Задаем функцию для предобработки входных данных:

In [41]:
def preprocess_context(json_example):
    # Обработка блока Request
    request_text = f"URL: {json_example['request']['url']}\n" \
                   f"Method: {json_example['request']['method']}\n" \
                   f"Headers: {json_example['request']['headers']}\n" \
                   f"Body: {json_example['request']['body']}"
    request_tokens = tokenizer(request_text, truncation=True, padding="max_length", max_length=512, return_tensors="pt")
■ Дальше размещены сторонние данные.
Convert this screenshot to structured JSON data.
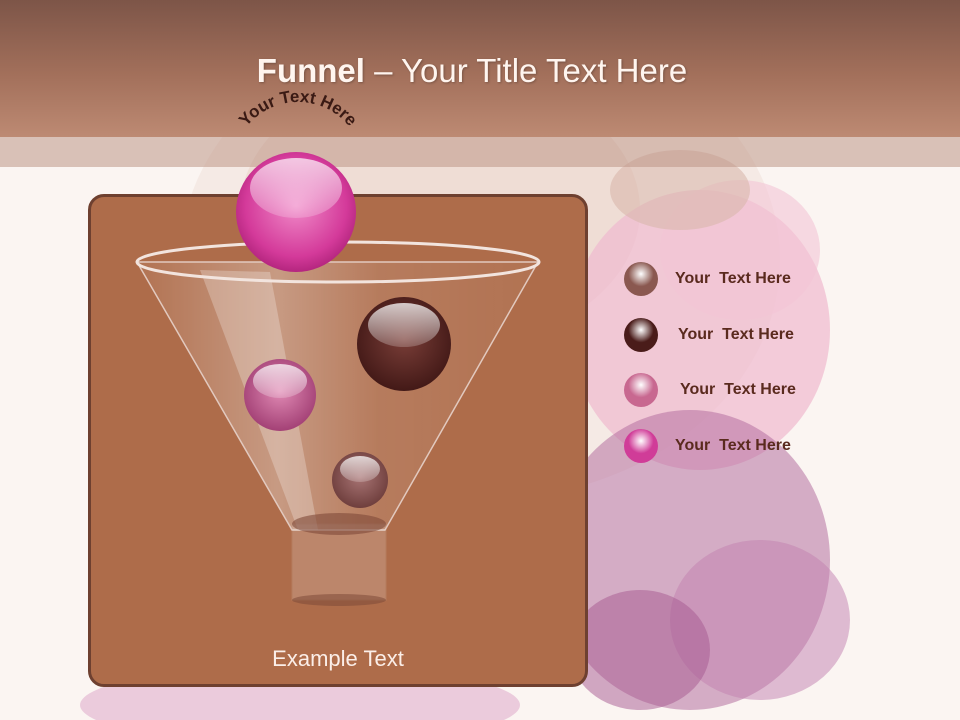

    # Обработка блока Control Flow
    control_flow_text = "\n".join([f"{k}: {v}" for k, v in json_example['control_flow'].items()])
    control_flow_tokens = tokenizer(control_flow_text, truncation=True, padding="max_length", max_length=512, return_tensors="pt")
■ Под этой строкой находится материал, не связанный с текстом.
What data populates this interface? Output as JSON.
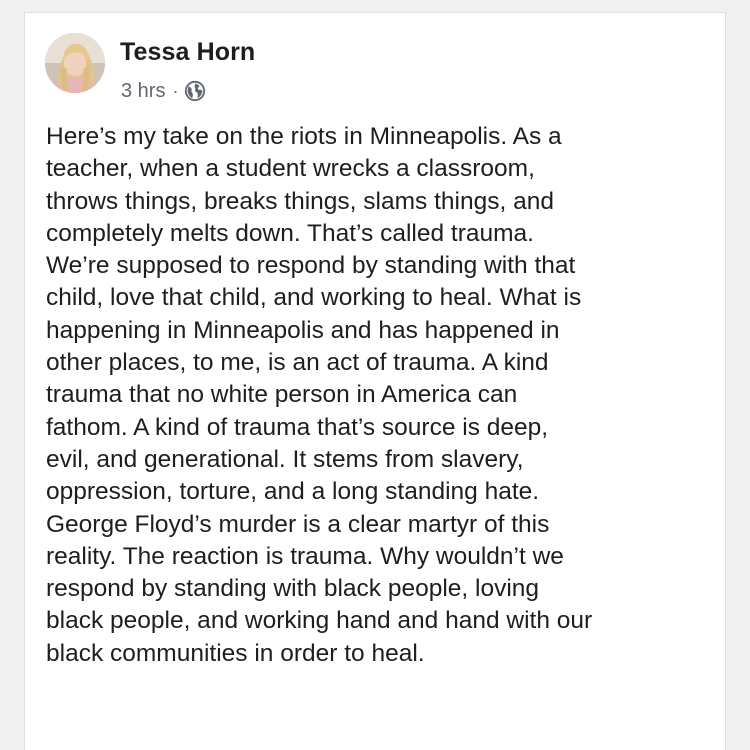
{
  "post": {
    "author": "Tessa Horn",
    "timestamp": "3 hrs",
    "separator": "·",
    "privacy_icon": "globe-icon",
    "text_lines": [
      "Here’s my take on the riots in Minneapolis. As a",
      "teacher, when a student wrecks a classroom,",
      "throws things, breaks things, slams things, and",
      "completely melts down. That’s called trauma.",
      "We’re supposed to respond by standing with that",
      "child, love that child, and working to heal. What is",
      "happening in Minneapolis and has happened in",
      "other places, to me, is an act of trauma. A kind",
      "trauma that no white person in America can",
      "fathom. A kind of trauma that’s source is deep,",
      "evil, and generational. It stems from slavery,",
      "oppression, torture, and a long standing hate.",
      "George Floyd’s murder is a clear martyr of this",
      "reality. The reaction is trauma. Why wouldn’t we",
      "respond by standing with black people, loving",
      "black people, and working hand and hand with our",
      "black communities in order to heal."
    ]
  }
}
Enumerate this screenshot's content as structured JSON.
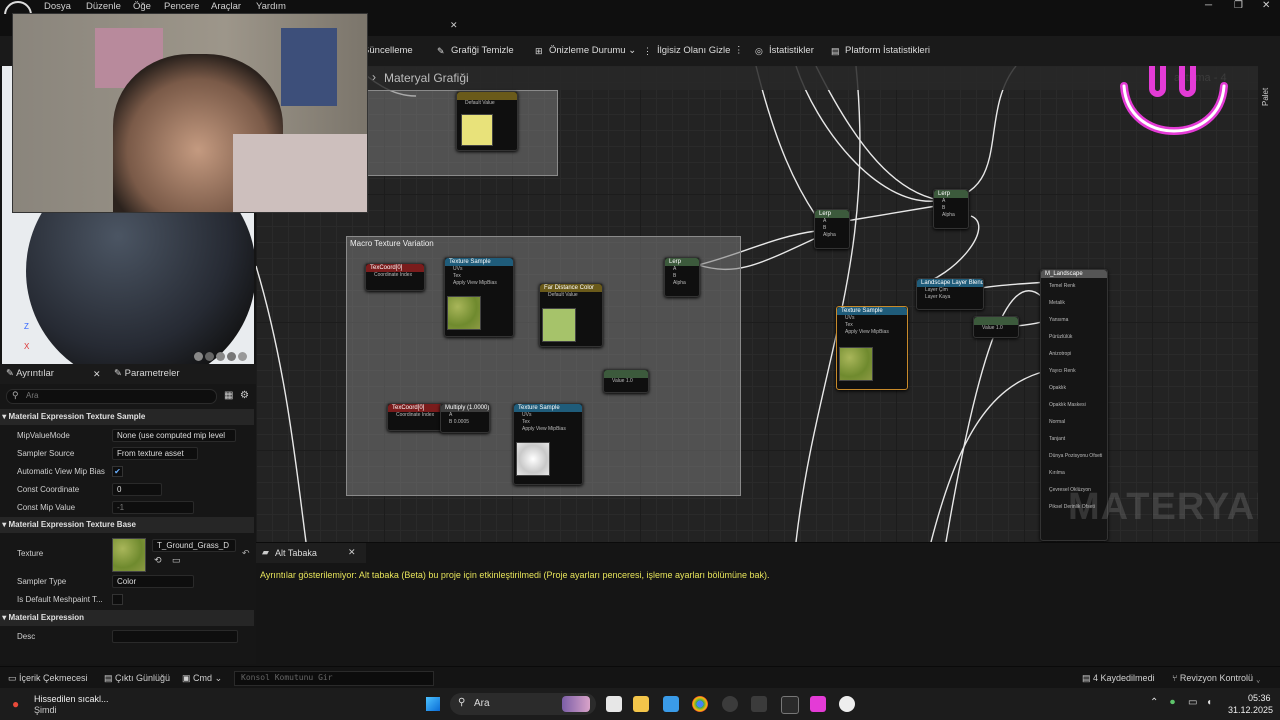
{
  "menubar": {
    "items": [
      "Dosya",
      "Düzenle",
      "Öğe",
      "Pencere",
      "Araçlar",
      "Yardım"
    ]
  },
  "toolbar": {
    "buttons": [
      "Güncelleme",
      "Grafiği Temizle",
      "Önizleme Durumu",
      "İlgisiz Olanı Gizle",
      "İstatistikler",
      "Platform İstatistikleri"
    ]
  },
  "graph": {
    "title": "Materyal Grafiği",
    "palette_label": "Palet",
    "faded_tab_text": "aştırma - 4",
    "watermark": "MATERYAL",
    "comment_box_label": "Macro Texture Variation",
    "nodes": {
      "texcoord_label": "TexCoord[0]",
      "coordinate_index": "Coordinate Index",
      "texture_sample": "Texture Sample",
      "uvs": "UVs",
      "tex": "Tex",
      "apply_view_mip_bias": "Apply View MipBias",
      "rgb": "RGB",
      "r": "R",
      "g": "G",
      "b": "B",
      "a": "A",
      "rgba": "RGBA",
      "lerp": "Lerp",
      "alpha": "Alpha",
      "param_color_label": "Far Distance Color",
      "default_value": "Default Value",
      "value": "Value",
      "multiply_label": "Multiply (1.0000)",
      "landscape_layer_blend": "Landscape Layer Blend",
      "layer_grass": "Layer Çim",
      "layer_rock": "Layer Kaya",
      "scalar_value": "1.0",
      "const_value": "0.0005",
      "result_pins": [
        "Temel Renk",
        "Metalik",
        "Yansıma",
        "Pürüzlülük",
        "Anizotropi",
        "Yayıcı Renk",
        "Opaklık",
        "Opaklık Maskesi",
        "Normal",
        "Tanjant",
        "Dünya Pozisyonu Ofseti",
        "Kırılma",
        "Çevresel Oklüzyon",
        "Piksel Derinlik Ofseti"
      ],
      "result_title": "M_Landscape",
      "tangent_values": [
        "1.0",
        "0.0",
        "0.0"
      ],
      "wpo_values": [
        "0.0",
        "0.0",
        "0.0"
      ],
      "ao_value": "1.0",
      "pdo_value": "0.0",
      "emissive_value": "0.0",
      "anisotropy_value": "0.0",
      "metallic_value": "0.0",
      "specular_value": "0.5"
    }
  },
  "preview": {
    "axis_z": "Z",
    "axis_x": "X"
  },
  "details": {
    "tab_details": "Ayrıntılar",
    "tab_parameters": "Parametreler",
    "search_placeholder": "Ara",
    "section1": "Material Expression Texture Sample",
    "mip_value_mode_label": "MipValueMode",
    "mip_value_mode_value": "None (use computed mip level",
    "sampler_source_label": "Sampler Source",
    "sampler_source_value": "From texture asset",
    "auto_view_mip_bias_label": "Automatic View Mip Bias",
    "const_coordinate_label": "Const Coordinate",
    "const_coordinate_value": "0",
    "const_mip_value_label": "Const Mip Value",
    "const_mip_value_value": "-1",
    "section2": "Material Expression Texture Base",
    "texture_label": "Texture",
    "texture_value": "T_Ground_Grass_D",
    "sampler_type_label": "Sampler Type",
    "sampler_type_value": "Color",
    "is_default_meshpaint_label": "Is Default Meshpaint T...",
    "section3": "Material Expression",
    "desc_label": "Desc"
  },
  "alt_panel": {
    "tab_label": "Alt Tabaka",
    "message": "Ayrıntılar gösterilemiyor: Alt tabaka (Beta) bu proje için etkinleştirilmedi (Proje ayarları penceresi, işleme ayarları bölümüne bak)."
  },
  "statusbar": {
    "content_drawer": "İçerik Çekmecesi",
    "output_log": "Çıktı Günlüğü",
    "cmd": "Cmd",
    "console_placeholder": "Konsol Komutunu Gir",
    "saved": "4 Kaydedilmedi",
    "revision_control": "Revizyon Kontrolü"
  },
  "taskbar": {
    "weather_line1": "Hissedilen sıcakl...",
    "weather_line2": "Şimdi",
    "search_label": "Ara",
    "time": "05:36",
    "date": "31.12.2025"
  },
  "colors": {
    "accent_yellow": "#e6e35a",
    "smiley_pink": "#e43bd6",
    "texture_node_header": "#1f5c7a",
    "texcoord_node_header": "#7a1c1c",
    "lerp_node_header": "#3c5a3c",
    "param_node_header": "#6a5a1a"
  }
}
    # Обработка блока Response
    response_text = f"Status Code: {json_example['response']['status_code']}\n" \
                    f"Headers: {json_example['response']['headers']}"
    response_tokens = tokenizer(response_text, truncation=True, padding="max_length", max_length=512, return_tensors="pt")

    return {
        "request_input_ids": request_tokens["input_ids"].squeeze(0).to(device),
        "request_attention_mask": request_tokens["attention_mask"].squeeze(0).to(device),
        "control_flow_input_ids": control_flow_tokens["input_ids"].squeeze(0).to(device),
        "control_flow_attention_mask": control_flow_tokens["attention_mask"].squeeze(0).to(device),
        "response_input_ids": response_tokens["input_ids"].squeeze(0).to(device),
        "response_attention_mask": response_tokens["attention_mask"].squeeze(0).to(device),
    }

Предобработка контекста:

In [42]:
context_processed = preprocess_context(context)

Вызываем модель:

In [43]:
logits = model(
    request_input=context_processed["request_input_ids"].unsqueeze(0).to(device),
    request_mask=context_processed["request_attention_mask"].unsqueeze(0).to(device),
    control_flow_input=context_processed["control_flow_input_ids"].unsqueeze(0).to(device),
    control_flow_mask=context_processed["control_flow_attention_mask"].unsqueeze(0).to(device),
    response_input=context_processed["response_input_ids"].unsqueeze(0).to(device),
    response_mask=context_processed["response_attention_mask"].unsqueeze(0).to(device)
)
logits

tensor([[  1.3674,  -3.1265,  -7.4349,  -6.2527,   1.7794, -10.1412,  -2.3452,
          -4.5692,  -0.6608,  14.8613]], grad_fn=<AddmmBackward0>)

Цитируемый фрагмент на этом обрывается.